As owners evaluate these public works project opportunities, the following key items may be helpful:

  • Find opportunities to bid on infrastructure projects — Bid websites such as, and are great ways to find projects to bid on easily. Additionally, while more difficult to navigate, has federal Davis-Bacon projects listed. Most states have their own websites where opportunities may be sourced, such as the California website 
  • Prevailing wage requirements — Prevailing wage is the minimum hourly rate contractors must pay their craft workers on public works projects. Prevailing wage rates vary by location (typically by county) and type of trade (e.g., electrical or carpentry). Contractors should ensure that they are aware of the prevailing wage rates in their area and are paying their workers accordingly. It is critical to remember the prevailing wage rates include fringe benefit amounts that are meant to be spent on bona fide benefit programs. When utilized correctly, contractors can realize significant payroll tax savings when they put the fringe toward a bona fide benefits program. Bona fide fringe benefits are benefits that an employer provides to its employees and are separate from the base hourly rate. These benefits include health insurance, dental insurance, life insurance, disability insurance, pension/retirement, apprenticeship training (if applicable), paid time off (vacation, holidays, sick leave), and supplemental unemployment benefit plans.

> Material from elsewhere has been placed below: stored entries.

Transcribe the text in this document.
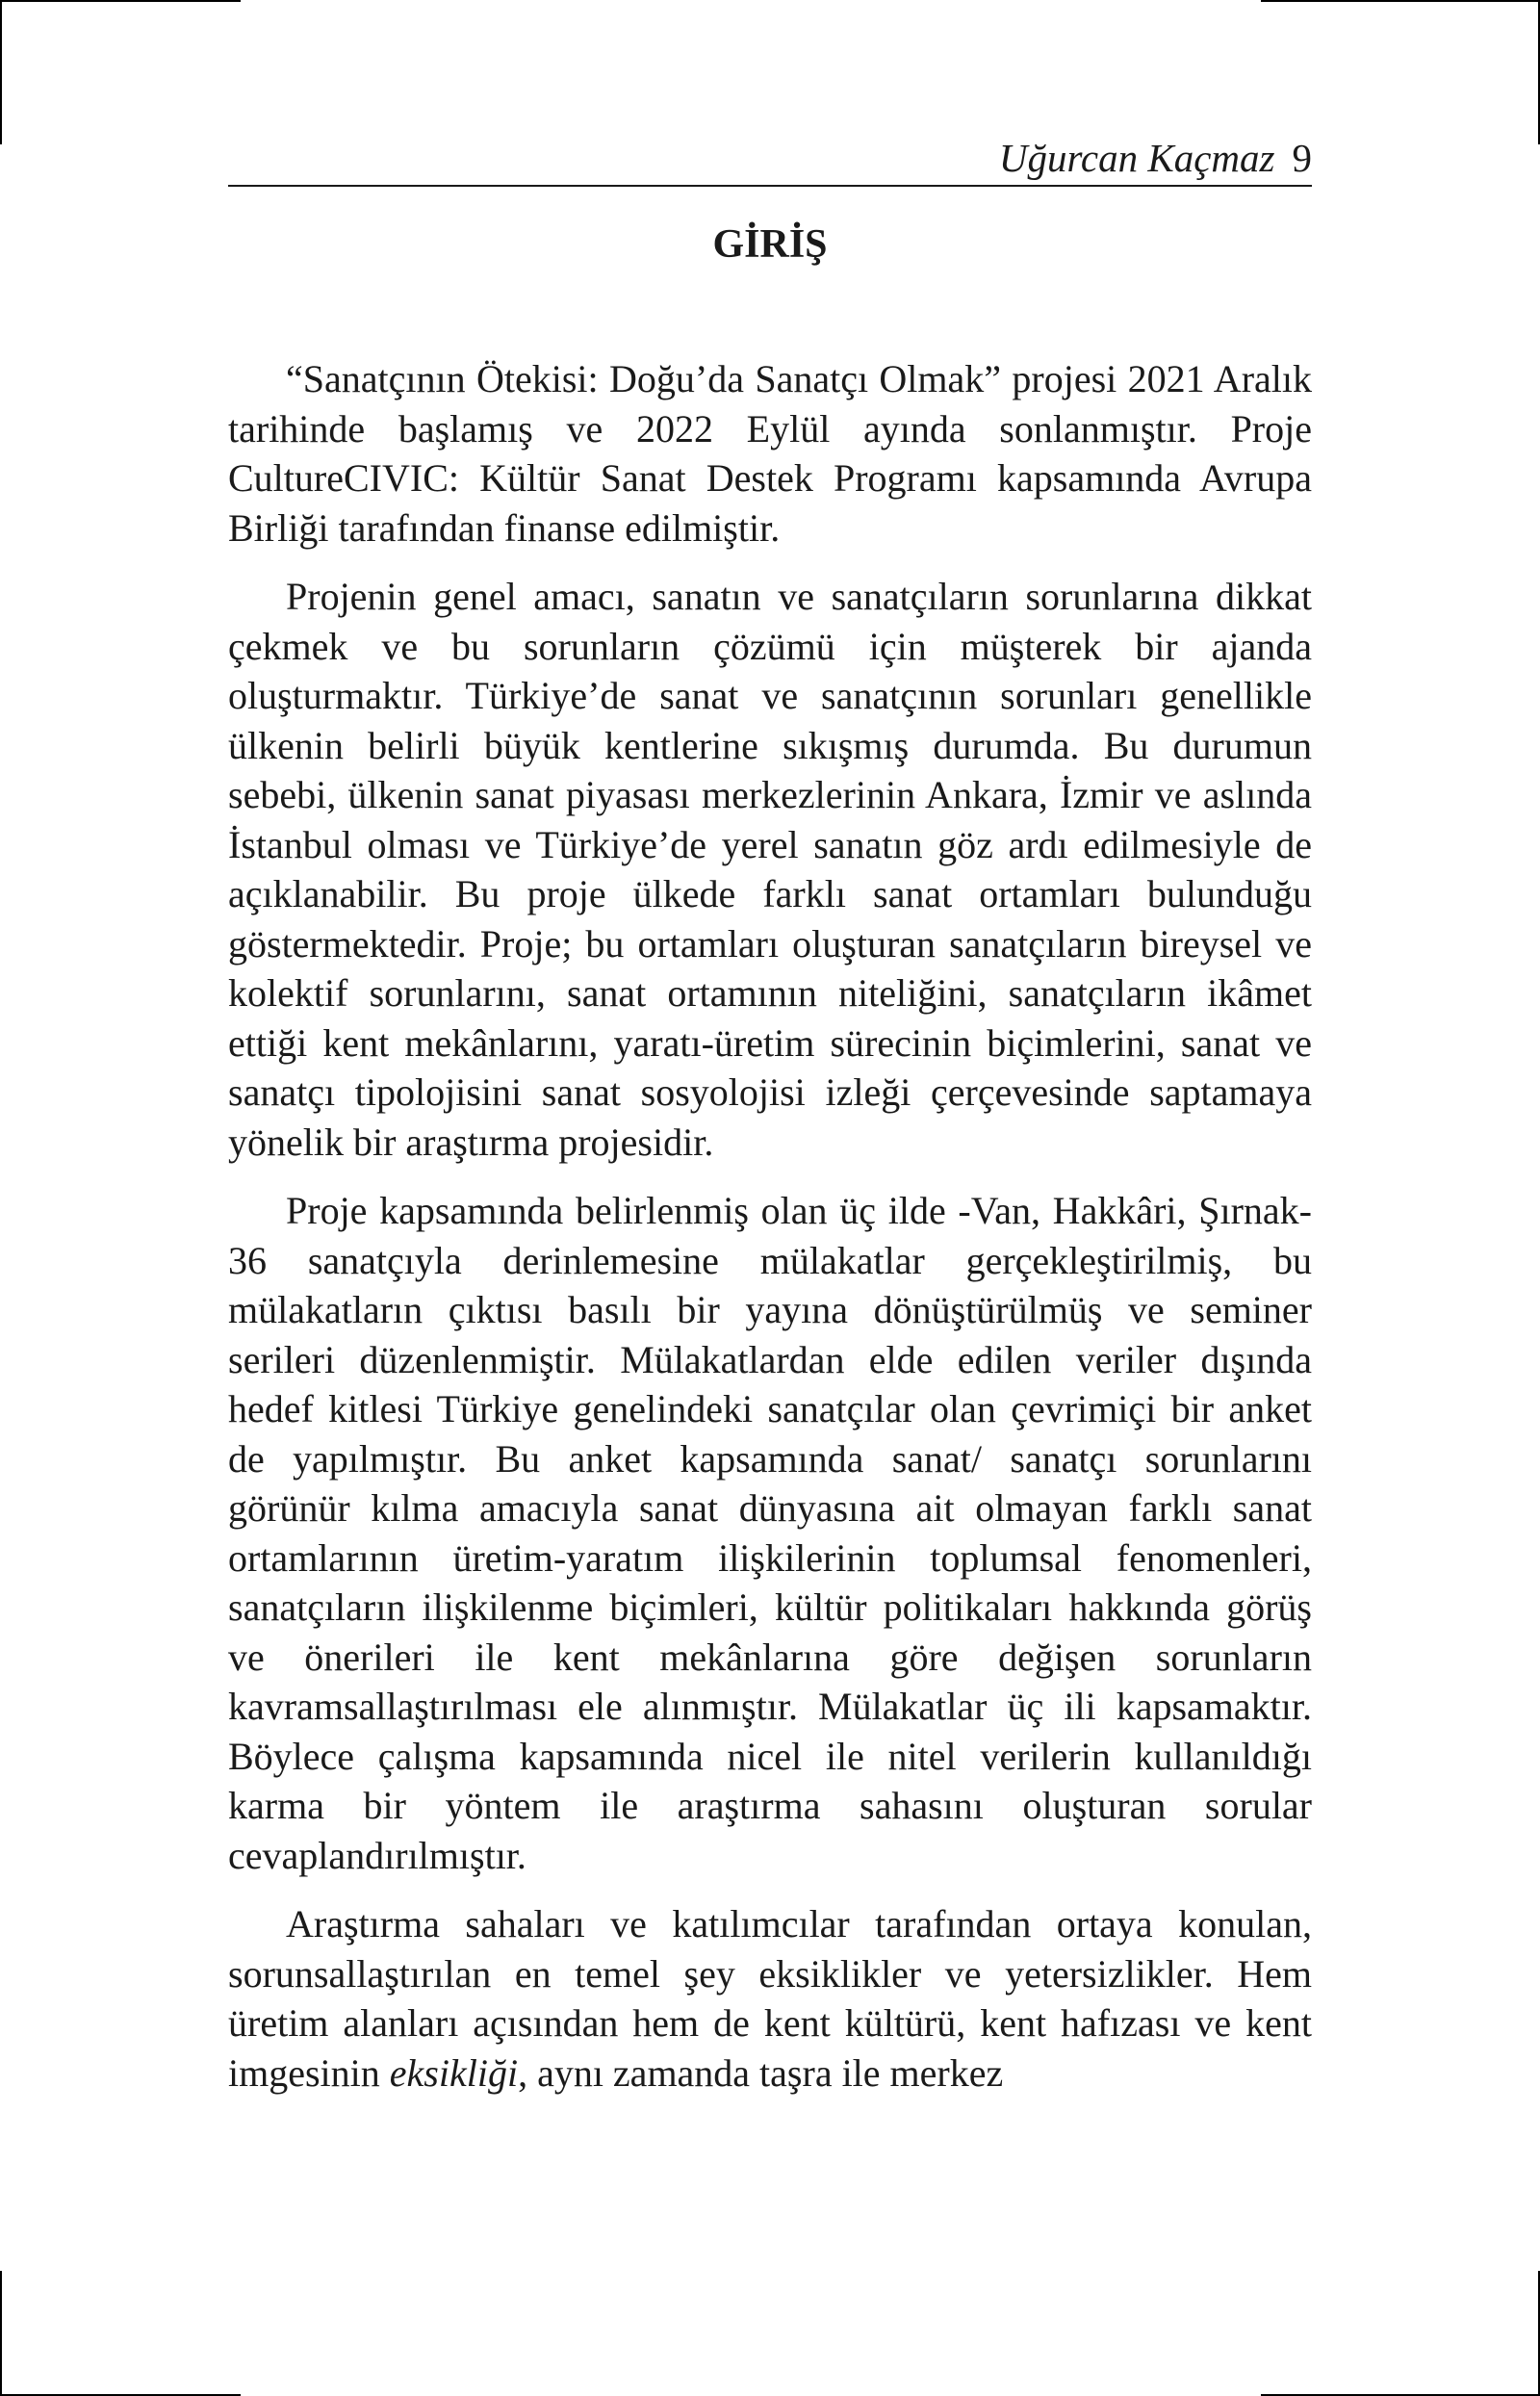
Uğurcan Kaçmaz 9
GİRİŞ

“Sanatçının Ötekisi: Doğu’da Sanatçı Olmak” projesi 2021 Aralık tarihinde başlamış ve 2022 Eylül ayında sonlanmıştır. Proje CultureCIVIC: Kültür Sanat Destek Programı kapsamında Avrupa Birliği tarafından finanse edilmiştir.

Projenin genel amacı, sanatın ve sanatçıların sorunlarına dikkat çekmek ve bu sorunların çözümü için müşterek bir ajanda oluşturmaktır. Türkiye’de sanat ve sanatçının sorunları genellikle ülkenin belirli büyük kentlerine sıkışmış durumda. Bu durumun sebebi, ülkenin sanat piyasası merkezlerinin Ankara, İzmir ve aslında İstanbul olması ve Türkiye’de yerel sanatın göz ardı edilmesiyle de açıklanabilir. Bu proje ülkede farklı sanat ortamları bulunduğu göstermektedir. Proje; bu ortamları oluşturan sanatçıların bireysel ve kolektif sorunlarını, sanat ortamının niteliğini, sanatçıların ikâmet ettiği kent mekânlarını, yaratı-üretim sürecinin biçimlerini, sanat ve sanatçı tipolojisini sanat sosyolojisi izleği çerçevesinde saptamaya yönelik bir araştırma projesidir.

Proje kapsamında belirlenmiş olan üç ilde -Van, Hakkâri, Şırnak- 36 sanatçıyla derinlemesine mülakatlar gerçekleştirilmiş, bu mülakatların çıktısı basılı bir yayına dönüştürülmüş ve seminer serileri düzenlenmiştir. Mülakatlardan elde edilen veriler dışında hedef kitlesi Türkiye genelindeki sanatçılar olan çevrimiçi bir anket de yapılmıştır. Bu anket kapsamında sanat/ sanatçı sorunlarını görünür kılma amacıyla sanat dünyasına ait olmayan farklı sanat ortamlarının üretim-yaratım ilişkilerinin toplumsal fenomenleri, sanatçıların ilişkilenme biçimleri, kültür politikaları hakkında görüş ve önerileri ile kent mekânlarına göre değişen sorunların kavramsallaştırılması ele alınmıştır. Mülakatlar üç ili kapsamaktır. Böylece çalışma kapsamında nicel ile nitel verilerin kullanıldığı karma bir yöntem ile araştırma sahasını oluşturan sorular cevaplandırılmıştır.

Araştırma sahaları ve katılımcılar tarafından ortaya konulan, sorunsallaştırılan en temel şey eksiklikler ve yetersizlikler. Hem üretim alanları açısından hem de kent kültürü, kent hafızası ve kent imgesinin eksikliği, aynı zamanda taşra ile merkez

  • Funding for workforce development — The IIJA includes funding for workforce development programs to train workers for jobs in the infrastructure sector. Prevailing wage contractors can use these programs to train their workers and improve their skills. In fact, under the Inflation Reduction Act, there are requirements for apprenticeships for contractors to achieve maximum tax rebates.
  • Opportunities for small businesses and other designated businesses — The IIJA includes provisions to promote small businesses (SBE), service-disabled veteran-owned small businesses (SDVOSB), minority business enterprises (MBE), women-owned businesses (WBE) and more. Prevailing wage contractors who meet these requirements and are properly registered and designated may be eligible for set-asides and other incentives to help them compete for contracts.

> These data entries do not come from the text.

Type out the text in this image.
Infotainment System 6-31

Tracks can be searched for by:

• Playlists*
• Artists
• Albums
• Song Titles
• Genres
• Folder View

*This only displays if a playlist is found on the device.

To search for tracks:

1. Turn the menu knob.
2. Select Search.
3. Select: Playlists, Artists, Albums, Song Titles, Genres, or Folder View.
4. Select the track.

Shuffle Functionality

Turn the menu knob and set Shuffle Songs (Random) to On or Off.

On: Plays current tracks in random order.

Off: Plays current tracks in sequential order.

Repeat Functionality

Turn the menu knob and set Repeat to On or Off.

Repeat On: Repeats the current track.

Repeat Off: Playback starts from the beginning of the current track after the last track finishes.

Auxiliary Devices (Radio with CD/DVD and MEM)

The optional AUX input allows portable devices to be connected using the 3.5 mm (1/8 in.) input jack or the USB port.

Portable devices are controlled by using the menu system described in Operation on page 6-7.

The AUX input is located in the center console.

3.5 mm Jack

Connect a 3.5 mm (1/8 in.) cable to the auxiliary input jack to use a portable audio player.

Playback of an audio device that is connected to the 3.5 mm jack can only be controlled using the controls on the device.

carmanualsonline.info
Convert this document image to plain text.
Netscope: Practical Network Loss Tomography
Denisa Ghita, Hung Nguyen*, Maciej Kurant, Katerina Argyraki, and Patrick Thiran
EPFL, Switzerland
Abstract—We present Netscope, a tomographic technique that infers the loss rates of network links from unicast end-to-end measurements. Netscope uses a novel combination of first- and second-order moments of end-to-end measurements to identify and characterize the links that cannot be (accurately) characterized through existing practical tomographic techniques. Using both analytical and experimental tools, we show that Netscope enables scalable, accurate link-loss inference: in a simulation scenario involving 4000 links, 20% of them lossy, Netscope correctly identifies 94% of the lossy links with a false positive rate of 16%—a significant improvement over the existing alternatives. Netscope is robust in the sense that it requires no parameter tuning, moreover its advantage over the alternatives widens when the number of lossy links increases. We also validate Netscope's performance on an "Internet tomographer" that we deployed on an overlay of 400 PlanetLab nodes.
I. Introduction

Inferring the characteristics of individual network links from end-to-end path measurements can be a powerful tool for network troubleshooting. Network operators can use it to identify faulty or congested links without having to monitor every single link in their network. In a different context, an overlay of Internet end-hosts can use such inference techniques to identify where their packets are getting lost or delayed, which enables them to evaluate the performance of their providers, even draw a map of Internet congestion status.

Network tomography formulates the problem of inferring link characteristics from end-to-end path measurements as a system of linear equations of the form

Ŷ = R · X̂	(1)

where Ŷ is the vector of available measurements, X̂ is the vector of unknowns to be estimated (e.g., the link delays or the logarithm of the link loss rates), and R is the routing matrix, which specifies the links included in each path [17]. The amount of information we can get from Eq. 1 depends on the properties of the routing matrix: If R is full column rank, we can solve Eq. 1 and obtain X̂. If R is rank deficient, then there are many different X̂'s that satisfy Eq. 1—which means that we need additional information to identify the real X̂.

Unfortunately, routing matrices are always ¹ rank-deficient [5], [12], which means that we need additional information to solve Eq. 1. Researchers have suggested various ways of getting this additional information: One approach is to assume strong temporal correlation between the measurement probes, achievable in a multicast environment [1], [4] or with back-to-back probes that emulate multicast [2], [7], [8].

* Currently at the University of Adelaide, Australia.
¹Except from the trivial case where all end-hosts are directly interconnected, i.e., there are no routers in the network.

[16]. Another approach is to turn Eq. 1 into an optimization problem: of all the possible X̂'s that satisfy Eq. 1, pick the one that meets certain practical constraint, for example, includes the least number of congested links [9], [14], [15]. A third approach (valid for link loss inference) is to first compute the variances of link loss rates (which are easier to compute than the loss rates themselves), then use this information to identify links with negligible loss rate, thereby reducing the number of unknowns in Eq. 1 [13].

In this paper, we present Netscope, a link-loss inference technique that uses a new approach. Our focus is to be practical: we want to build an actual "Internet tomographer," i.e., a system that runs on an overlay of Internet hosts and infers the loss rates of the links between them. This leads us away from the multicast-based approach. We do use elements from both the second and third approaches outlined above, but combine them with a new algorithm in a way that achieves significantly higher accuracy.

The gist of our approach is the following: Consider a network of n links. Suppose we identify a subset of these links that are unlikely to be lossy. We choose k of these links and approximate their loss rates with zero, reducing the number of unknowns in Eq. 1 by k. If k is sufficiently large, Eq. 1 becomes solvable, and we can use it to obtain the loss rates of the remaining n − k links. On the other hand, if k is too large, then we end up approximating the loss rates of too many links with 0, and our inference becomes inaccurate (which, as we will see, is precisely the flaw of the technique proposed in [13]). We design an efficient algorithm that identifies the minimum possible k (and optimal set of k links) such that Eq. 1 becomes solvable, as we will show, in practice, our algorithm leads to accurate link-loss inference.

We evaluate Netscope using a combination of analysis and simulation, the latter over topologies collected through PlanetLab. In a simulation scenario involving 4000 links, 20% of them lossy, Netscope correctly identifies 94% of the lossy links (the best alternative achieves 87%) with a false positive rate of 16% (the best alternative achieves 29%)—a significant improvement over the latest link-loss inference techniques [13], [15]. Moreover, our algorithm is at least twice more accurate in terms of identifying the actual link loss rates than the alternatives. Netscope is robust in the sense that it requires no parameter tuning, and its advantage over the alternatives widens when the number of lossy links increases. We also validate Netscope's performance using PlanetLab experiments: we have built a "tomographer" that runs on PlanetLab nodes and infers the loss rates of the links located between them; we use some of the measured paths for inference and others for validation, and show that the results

  • Environmental and labor standards — The IIJA includes provisions to promote environmental sustainability and protect workers’ rights on infrastructure projects. Prevailing wage contractors should be aware of these standards and ensure they comply with them.

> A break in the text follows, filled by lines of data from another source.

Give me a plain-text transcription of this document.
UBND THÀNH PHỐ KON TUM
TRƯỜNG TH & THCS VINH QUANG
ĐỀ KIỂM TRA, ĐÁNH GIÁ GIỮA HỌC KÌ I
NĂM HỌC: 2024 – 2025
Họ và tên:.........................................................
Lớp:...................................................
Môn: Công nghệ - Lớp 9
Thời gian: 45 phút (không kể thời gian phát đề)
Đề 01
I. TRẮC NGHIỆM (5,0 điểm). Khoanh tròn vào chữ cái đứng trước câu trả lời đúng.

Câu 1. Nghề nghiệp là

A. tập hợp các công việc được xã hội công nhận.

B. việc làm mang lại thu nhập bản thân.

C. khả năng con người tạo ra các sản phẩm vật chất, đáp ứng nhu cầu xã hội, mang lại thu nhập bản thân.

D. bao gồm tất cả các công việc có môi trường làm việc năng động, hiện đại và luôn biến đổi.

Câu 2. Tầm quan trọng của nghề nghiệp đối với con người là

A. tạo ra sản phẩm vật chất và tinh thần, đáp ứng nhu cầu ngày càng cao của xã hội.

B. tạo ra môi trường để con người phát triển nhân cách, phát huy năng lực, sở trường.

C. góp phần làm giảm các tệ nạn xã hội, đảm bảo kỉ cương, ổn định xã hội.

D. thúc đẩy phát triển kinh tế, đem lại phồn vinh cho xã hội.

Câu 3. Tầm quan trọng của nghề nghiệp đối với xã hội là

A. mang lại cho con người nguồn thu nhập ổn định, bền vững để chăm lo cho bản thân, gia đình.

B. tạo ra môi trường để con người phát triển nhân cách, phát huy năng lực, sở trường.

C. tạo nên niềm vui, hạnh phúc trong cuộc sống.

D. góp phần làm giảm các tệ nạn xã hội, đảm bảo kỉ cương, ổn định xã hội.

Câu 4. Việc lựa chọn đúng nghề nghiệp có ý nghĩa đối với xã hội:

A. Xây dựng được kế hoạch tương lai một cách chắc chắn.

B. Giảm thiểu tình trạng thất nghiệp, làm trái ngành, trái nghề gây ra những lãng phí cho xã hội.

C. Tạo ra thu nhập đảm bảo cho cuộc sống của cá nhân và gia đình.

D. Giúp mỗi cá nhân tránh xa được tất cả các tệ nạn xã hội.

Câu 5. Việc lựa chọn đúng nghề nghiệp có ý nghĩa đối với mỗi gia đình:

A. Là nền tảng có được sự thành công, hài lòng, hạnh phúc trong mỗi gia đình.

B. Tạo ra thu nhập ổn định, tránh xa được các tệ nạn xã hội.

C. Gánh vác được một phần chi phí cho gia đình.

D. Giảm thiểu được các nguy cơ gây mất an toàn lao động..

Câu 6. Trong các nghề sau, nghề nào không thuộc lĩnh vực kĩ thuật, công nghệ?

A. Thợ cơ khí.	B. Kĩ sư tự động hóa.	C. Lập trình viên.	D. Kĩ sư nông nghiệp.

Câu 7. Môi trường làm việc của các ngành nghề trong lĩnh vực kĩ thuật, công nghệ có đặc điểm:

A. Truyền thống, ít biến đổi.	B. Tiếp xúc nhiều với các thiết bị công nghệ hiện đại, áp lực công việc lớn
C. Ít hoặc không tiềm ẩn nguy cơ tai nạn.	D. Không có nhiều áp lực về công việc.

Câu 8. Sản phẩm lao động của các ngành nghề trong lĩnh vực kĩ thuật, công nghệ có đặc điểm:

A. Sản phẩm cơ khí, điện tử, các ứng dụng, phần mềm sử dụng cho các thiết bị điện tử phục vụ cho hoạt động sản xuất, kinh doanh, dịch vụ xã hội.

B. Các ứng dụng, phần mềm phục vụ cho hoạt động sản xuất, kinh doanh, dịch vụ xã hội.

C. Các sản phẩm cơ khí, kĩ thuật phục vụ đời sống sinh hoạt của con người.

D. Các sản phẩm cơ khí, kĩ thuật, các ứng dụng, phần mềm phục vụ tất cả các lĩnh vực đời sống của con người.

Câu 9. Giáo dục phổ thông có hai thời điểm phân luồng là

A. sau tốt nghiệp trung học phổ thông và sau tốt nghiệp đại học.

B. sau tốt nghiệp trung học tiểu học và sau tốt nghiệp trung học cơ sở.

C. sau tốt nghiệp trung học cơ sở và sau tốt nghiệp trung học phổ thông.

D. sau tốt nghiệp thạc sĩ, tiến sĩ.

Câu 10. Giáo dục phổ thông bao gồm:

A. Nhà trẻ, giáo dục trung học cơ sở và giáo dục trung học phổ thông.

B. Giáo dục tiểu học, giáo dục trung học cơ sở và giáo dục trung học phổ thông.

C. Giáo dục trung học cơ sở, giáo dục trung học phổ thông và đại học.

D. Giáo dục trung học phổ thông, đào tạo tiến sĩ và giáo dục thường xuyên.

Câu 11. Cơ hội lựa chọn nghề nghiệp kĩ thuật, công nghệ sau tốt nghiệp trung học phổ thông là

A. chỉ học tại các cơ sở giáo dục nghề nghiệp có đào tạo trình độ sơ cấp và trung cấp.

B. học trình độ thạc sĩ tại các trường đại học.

The IIJA offers an opportunity for prevailing wage contractors — and many of these projects are long-term. As prevailing wage contractors prepare to bid on relevant projects, they should be aware of prevailing wage requirements, funding for workforce development, opportunities for designated businesses, and environmental and labor standards included in the IIJA. By staying informed and complying with these requirements, prevailing wage contractors can keep their employees busy for the foreseeable future. 

Finally, let’s touch on the final rule released by the Department of Labor (DOL) on Aug. 8, 2023, concerning the Davis-Bacon Act. This is the most comprehensive review of the act in 40 years, and with it, the DOL has attempted to modernize its approach to wage creation and fringe benefit allocation. The notice for proposed rulemaking occurred in March 2022 and was met with thousands of comments from trade associations, organized labor, third-party administrators and government contractors. 

Pending significant legal action, the new rules are set to take effect on Oct. 23, 2023. It is estimated that there are more than 50 procedural changes to the act and how it must be complied with going forward, which means it is very important for contractors to be aware of wage classifications when bidding, performing work on Davis-Bacon Act projects, and when using applicable fringe dollars for bona fide benefits. If you have questions about the changes and how it might impact your company, reach out to your prevailing wage benefit partner for clarification.